Je m’intéresse à l’impact de l’intelligence artificielle (IA) sur la gouvernance des entreprises depuis un moment. De fait, avant la pandémie, je publiais une étude intitulée Aux confins du réel : la place de l’intelligence artificielle dans la gouvernance des sociétés par actions dans le cadre des Développements récents en droit des affaires 2019, colloque organisé sous l’égide du Barreau du Québec.
L’intelligence artificielle (IA) a fait des avancées spectaculaires au cours des dernières années. Son potentiel n’a d’égal que les enjeux économiques éthiques, juridiques et sociaux qu’elle soulève. Si elle est déjà utilisée dans les entreprises, l’IA commence à peine à susciter de l’intérêt quant à ses incidences pour la gouvernance des sociétés par actions, alors que certains évoquent la possibilité de voir apparaître des administrateurs-robots et des entités algorithmiques. Cette étude exploratoire se penche sur l’interface entre l’IA et le droit des sociétés par actions en s’intéressant aux règles régissant la gouvernance.
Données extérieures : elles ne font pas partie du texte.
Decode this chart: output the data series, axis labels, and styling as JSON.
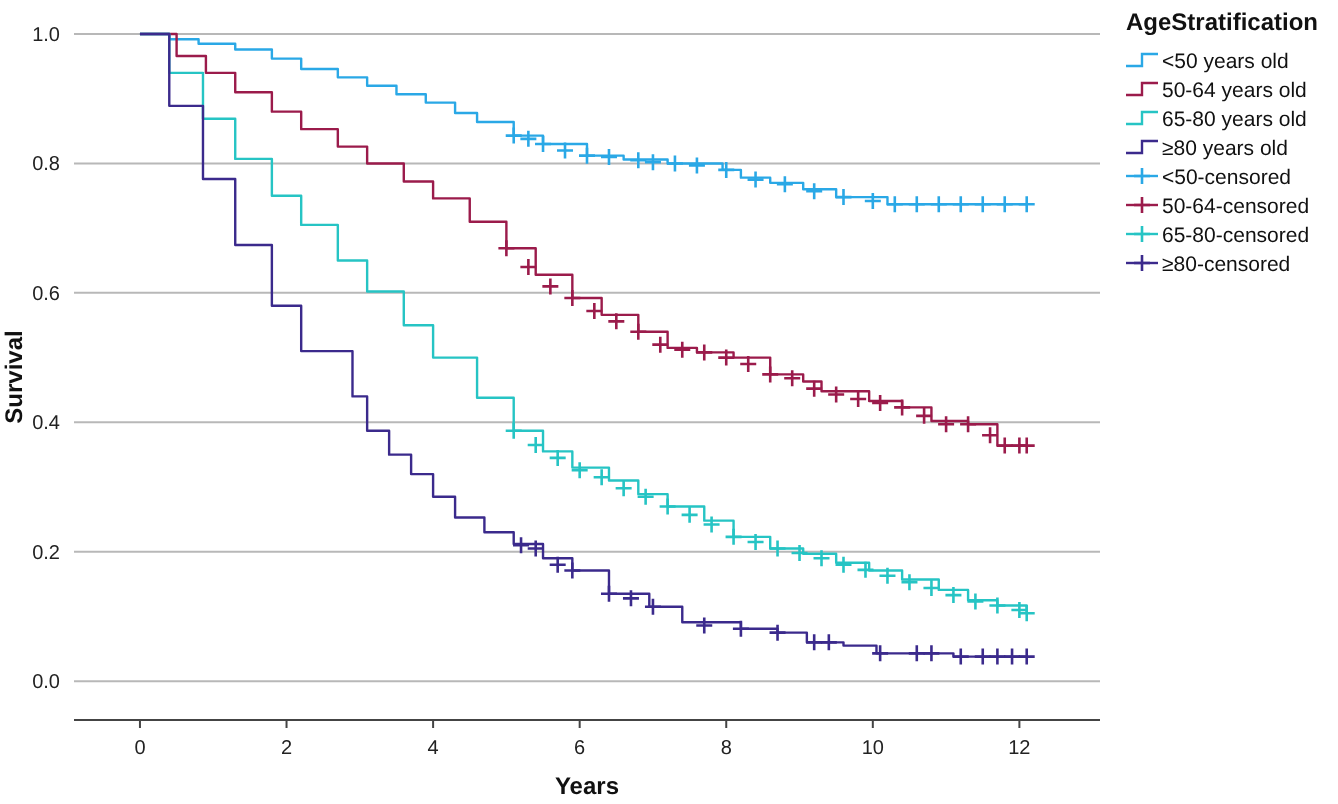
{
  "chart_data": {
    "type": "step",
    "xlabel": "Years",
    "ylabel": "Survival",
    "legend_title": "AgeStratification",
    "legend": "right",
    "grid": "y",
    "xlim": [
      -0.9,
      13.1
    ],
    "ylim": [
      -0.06,
      1
    ],
    "xticks": [
      0,
      2,
      4,
      6,
      8,
      10,
      12
    ],
    "yticks": [
      {
        "value": 0,
        "label": "0.0"
      },
      {
        "value": 0.2,
        "label": "0.2"
      },
      {
        "value": 0.4,
        "label": "0.4"
      },
      {
        "value": 0.6,
        "label": "0.6"
      },
      {
        "value": 0.8,
        "label": "0.8"
      },
      {
        "value": 1,
        "label": "1.0"
      }
    ],
    "series": [
      {
        "name": "<50 years old",
        "marker": "none",
        "color": "#2aa8e6",
        "x": [
          0,
          0.4,
          0.8,
          1.3,
          1.8,
          2.2,
          2.7,
          3.1,
          3.5,
          3.9,
          4.3,
          4.6,
          5.1,
          5.5,
          6.1,
          6.6,
          7.2,
          7.95,
          8.2,
          8.6,
          9.05,
          9.5,
          10.2,
          12.1
        ],
        "values": [
          1,
          0.992,
          0.985,
          0.976,
          0.962,
          0.946,
          0.933,
          0.92,
          0.907,
          0.894,
          0.878,
          0.864,
          0.843,
          0.83,
          0.812,
          0.806,
          0.8,
          0.79,
          0.778,
          0.77,
          0.76,
          0.748,
          0.737,
          0.737
        ]
      },
      {
        "name": "50-64 years old",
        "marker": "none",
        "color": "#9b1b4b",
        "x": [
          0,
          0.5,
          0.9,
          1.3,
          1.8,
          2.2,
          2.7,
          3.1,
          3.6,
          4.0,
          4.5,
          5.0,
          5.4,
          5.9,
          6.3,
          6.8,
          7.2,
          7.6,
          8.1,
          8.6,
          9.05,
          9.3,
          9.95,
          10.4,
          10.8,
          11.3,
          11.7,
          12.1
        ],
        "values": [
          1,
          0.966,
          0.94,
          0.91,
          0.88,
          0.853,
          0.826,
          0.8,
          0.772,
          0.746,
          0.71,
          0.669,
          0.628,
          0.592,
          0.566,
          0.54,
          0.515,
          0.508,
          0.5,
          0.474,
          0.463,
          0.448,
          0.433,
          0.423,
          0.402,
          0.397,
          0.364,
          0.364
        ]
      },
      {
        "name": "65-80 years old",
        "marker": "none",
        "color": "#26c4c4",
        "x": [
          0,
          0.4,
          0.86,
          1.3,
          1.8,
          2.2,
          2.7,
          3.1,
          3.6,
          4.0,
          4.6,
          5.1,
          5.5,
          5.9,
          6.4,
          6.8,
          7.2,
          7.7,
          8.1,
          8.6,
          9.05,
          9.5,
          9.95,
          10.4,
          10.9,
          11.3,
          11.7,
          12.1
        ],
        "values": [
          1,
          0.94,
          0.869,
          0.807,
          0.75,
          0.705,
          0.65,
          0.602,
          0.55,
          0.5,
          0.438,
          0.387,
          0.355,
          0.33,
          0.31,
          0.289,
          0.27,
          0.248,
          0.223,
          0.205,
          0.197,
          0.183,
          0.171,
          0.157,
          0.141,
          0.125,
          0.117,
          0.105
        ]
      },
      {
        "name": "≥80 years old",
        "marker": "none",
        "color": "#3b2a8c",
        "x": [
          0,
          0.4,
          0.86,
          1.3,
          1.8,
          2.2,
          2.9,
          3.1,
          3.4,
          3.7,
          4.0,
          4.3,
          4.7,
          5.1,
          5.5,
          5.9,
          6.4,
          6.95,
          7.4,
          8.2,
          8.7,
          9.1,
          9.6,
          10.05,
          11.1,
          12.1
        ],
        "values": [
          1,
          0.889,
          0.776,
          0.674,
          0.58,
          0.51,
          0.44,
          0.387,
          0.35,
          0.32,
          0.285,
          0.253,
          0.23,
          0.212,
          0.19,
          0.171,
          0.135,
          0.115,
          0.091,
          0.081,
          0.075,
          0.06,
          0.055,
          0.043,
          0.038,
          0.038
        ]
      },
      {
        "name": "<50-censored",
        "type": "scatter",
        "marker": "cross",
        "color": "#2aa8e6",
        "x": [
          5.1,
          5.3,
          5.5,
          5.8,
          6.1,
          6.4,
          6.8,
          7.0,
          7.3,
          7.6,
          8.0,
          8.4,
          8.8,
          9.2,
          9.6,
          10.0,
          10.3,
          10.6,
          10.9,
          11.2,
          11.5,
          11.8,
          12.1
        ],
        "values": [
          0.843,
          0.838,
          0.83,
          0.82,
          0.812,
          0.81,
          0.805,
          0.802,
          0.8,
          0.797,
          0.79,
          0.775,
          0.768,
          0.757,
          0.748,
          0.742,
          0.737,
          0.737,
          0.737,
          0.737,
          0.737,
          0.737,
          0.737
        ]
      },
      {
        "name": "50-64-censored",
        "type": "scatter",
        "marker": "cross",
        "color": "#9b1b4b",
        "x": [
          5.0,
          5.3,
          5.6,
          5.9,
          6.2,
          6.5,
          6.8,
          7.1,
          7.4,
          7.7,
          8.0,
          8.3,
          8.6,
          8.9,
          9.2,
          9.5,
          9.8,
          10.1,
          10.4,
          10.7,
          11.0,
          11.3,
          11.6,
          11.8,
          12.0,
          12.1
        ],
        "values": [
          0.669,
          0.64,
          0.61,
          0.592,
          0.572,
          0.556,
          0.54,
          0.52,
          0.512,
          0.508,
          0.5,
          0.49,
          0.474,
          0.468,
          0.452,
          0.443,
          0.436,
          0.43,
          0.423,
          0.41,
          0.397,
          0.397,
          0.38,
          0.364,
          0.364,
          0.364
        ]
      },
      {
        "name": "65-80-censored",
        "type": "scatter",
        "marker": "cross",
        "color": "#26c4c4",
        "x": [
          5.1,
          5.4,
          5.7,
          6.0,
          6.3,
          6.6,
          6.9,
          7.2,
          7.5,
          7.8,
          8.1,
          8.4,
          8.7,
          9.0,
          9.3,
          9.6,
          9.9,
          10.2,
          10.5,
          10.8,
          11.1,
          11.4,
          11.7,
          12.0,
          12.1
        ],
        "values": [
          0.387,
          0.365,
          0.345,
          0.326,
          0.315,
          0.298,
          0.285,
          0.27,
          0.257,
          0.242,
          0.223,
          0.215,
          0.205,
          0.198,
          0.19,
          0.18,
          0.172,
          0.163,
          0.153,
          0.144,
          0.133,
          0.123,
          0.117,
          0.11,
          0.105
        ]
      },
      {
        "name": "≥80-censored",
        "type": "scatter",
        "marker": "cross",
        "color": "#3b2a8c",
        "x": [
          5.2,
          5.4,
          5.7,
          5.9,
          6.4,
          6.7,
          7.0,
          7.7,
          8.2,
          8.7,
          9.2,
          9.4,
          10.1,
          10.6,
          10.8,
          11.2,
          11.5,
          11.7,
          11.9,
          12.1
        ],
        "values": [
          0.21,
          0.205,
          0.18,
          0.171,
          0.135,
          0.128,
          0.115,
          0.086,
          0.081,
          0.075,
          0.06,
          0.06,
          0.043,
          0.043,
          0.043,
          0.038,
          0.038,
          0.038,
          0.038,
          0.038
        ]
      }
    ]
  }
}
Dans un premier temps, l’étude examine les règles encadrant l’intégration de l’IA comme autorité décisionnelle au sein des sociétés par actions. Dans un deuxième temps, elle s’interroge sur le rôle et les limites des règles permettant de responsabiliser l’utilisation de l’IA dans la prise de décision.

Au fil du temps, il est apparu de plus en plus évident que l’IA allait bouleverser la gouvernance des entreprises et soulever des défis pour les conseils d’administration. Ainsi, cela m’a amené à lancer un projet de recherche sur cette thématique. La première réalisation découlant de ce projet prend la forme d’un article rédigé avec ma collègue Catherine Régis qui est à paraître dans le Cambridge Forum on AI: Law and Governance dans lequel nous discutons de l’impact de l’intelligence artificielle pour les pratiques de gouvernance des sociétés cotées en bourse au Canada, en nous intéressant aux sociétés formant l’indice TSX60.
L’étude, intitulée Artificial Intelligence and the Board of Directors: AI Governance Frameworks and Disclosure Practices of Canadian-Listed Corporations, est disponible en version préliminaire sur SSRN. Voici le résumé:
This article examines the state of artificial intelligence (AI) governance among Canadian publicly listed companies, with a focus on the role of boards of directors in overseeing AIrelated risks and opportunities. Drawing on the Canadian corporate governance framework-including directors’ fiduciary duties and duty of care under corporate law, and the comply-or-explain approach adopted by the Canadian Securities Administrators (CSA)-the article situates board oversight of AI within both shareholder primacy and stakeholder theory perspectives. An empirical study of TSX-60 listed companies, based on regulatory filings and structured content analysis, reveals a significant gap between the widespread recognition of AI as a material risk factor and the formal integration of AI governance into corporate architecture. Building on this empirical foundation, the article surveys emerging best practices from academic literature, proxy advisory guidelines, shareholder proposals, and international governance codes. It concludes that existing Canadian governance standards, though partially responsive, remain insufficient to address the complexity and urgency of AI-related challenges. The article recommends that the CSA revise its corporate governance guidelines using the comply-or-explain approach to promote standardized disclosure, reduce fragmentation, and strengthen board accountability in an era of accelerating AI adoption.
Il s’agit d’une thématique en mouvance, bien sûr. Des travaux sont en cours pour non seulement actualiser les données colligées sur les pratiques de gouvernance pour l’exercice 2025 qui se trouvent dans l’étude, mais pour pousser davantage la réflexion sur les enjeux soulevés par l’IA pour les conseils d’administration et la gouvernance des entreprises plus généralement.